Suicidal ideation should always be taken seriously. If you or anyone you know has thoughts of suicide, seek emergency medical assistance immediately by calling the National Suicide Prevention Lifeline is 1-800-273-8255.

The Causes of Depression

While there is no single cause, there are several things that can increase a person’s risk of developing depression. Issues such as genetics, illness, traumatic experiences, and even biochemistry can all add to a patient developing depression.

Trauma as a Trigger of Depression

Experiencing a significant trauma such as a death in the family, receiving a chronic diagnosis, or living through an accident can lead to depression. Chronic traumas, too, such as abuse, can also cause depression. Depression can begin in the immediate aftermath of an event or develop over time.

Physical Triggers of Depression

Physical disease can also cause depression, as is the case with some autoimmune diseases. Medications prescribed for other mental health disorders or to treat physical illnesses, including corticosteroids and medications, can also be triggers. Effective medication management is the best way to prevent or limit depression caused by medication.

Genetic Triggers of Depression

When compared to individuals with no first-degree familial relation with depression, individuals with a parent or sibling who has depression experience depression three times more often. There is still some disagreement as to whether this is due to genetic factors or shared living conditions in a family.

Biochemical Triggers of Depression

Some scientists believe that the human body goes through billions of chemical reactions per day. Every one of these reactions changes something in the body, including the person’s mood. When the chemical reactions become imbalanced, it can cause mood disorders like depression.

How Long Can Depression Last?

There is no known cure for depression. Advancements in therapy and medication, however, have allowed many patients to experience remission of their symptoms. In fact, most patients (around 80 percent) who seek out the help of a mental health professional experience improvement in their depression within six weeks. Unfortunately, many do not seek help in the first place; only half of those with depression reach out for help from an MHP.

Stopping the Stigma

Unfortunately, social stigma plagues those with depression, as it does many people with mental health disorders. Depression is a disease, and someone with depression deserves nothing but compassion and understanding. It is also not a “sign of weakness” as some might categorize it. If you believe you may have depression, it is important to reach out and get the help you need and deserve.

Seek Emergency Care

When depressed people have suicidal thoughts, it can be dangerous. If you are having thoughts of suicide, reach out to one of the following emergency care options:

  • The Crisis Text Line: text CONNECT to 741741
  • National Suicide Prevention Lifeline: 1-800-273-8255
  • A local ER

Getting Therapy for Depression

If you are not having an emergency, getting therapy is one of the best things you can do for depression. Options that you can consider include:

  • Cognitive Behavioral Therapy (CBT)
  • Group therapy
  • Experiential therapy
  • Dialectical Behavioral Therapy (DBT)
  • Couples’ therapy or family therapy
  • Psychoanalysis

Seeing a Psychiatrist

Medication can be very effective in treating some cases of depression. In these cases, treatment by a psychiatrist is necessary. A psychiatrist can provide therapy, too, in addition to alternative interventions such as TMS or ECT therapies.

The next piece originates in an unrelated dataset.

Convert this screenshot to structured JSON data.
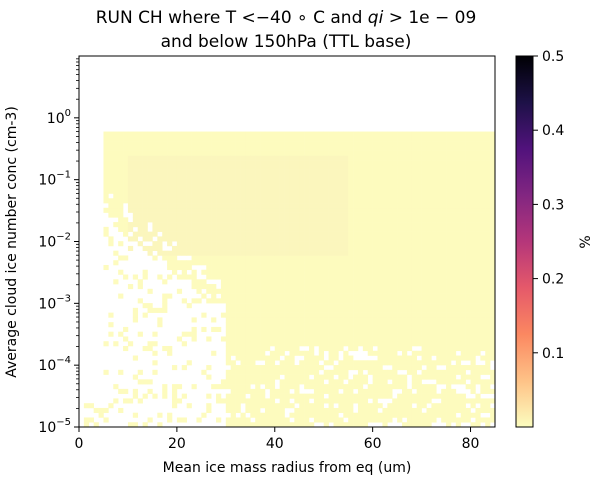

Lifestyle Changes That Can Help

A well-balanced treatment plan can often include recommended lifestyle changes for the patient, including:

  • Spending quality time with loved ones
  • Exercising often
  • Resting and sleeping well
  • Eating a balanced and healthy diet
  • Avoiding caffeine or alcohol

Your therapist can also make recommendations based on the particular circumstances of your life.

Is it Bipolar Disorder?

Commonly referred to as manic depression, bipolar disorder is sometimes confused with depression, and vice versa. These are two very distinct disorders. While both involve depression, bipolar disorder also involves long periods of mania.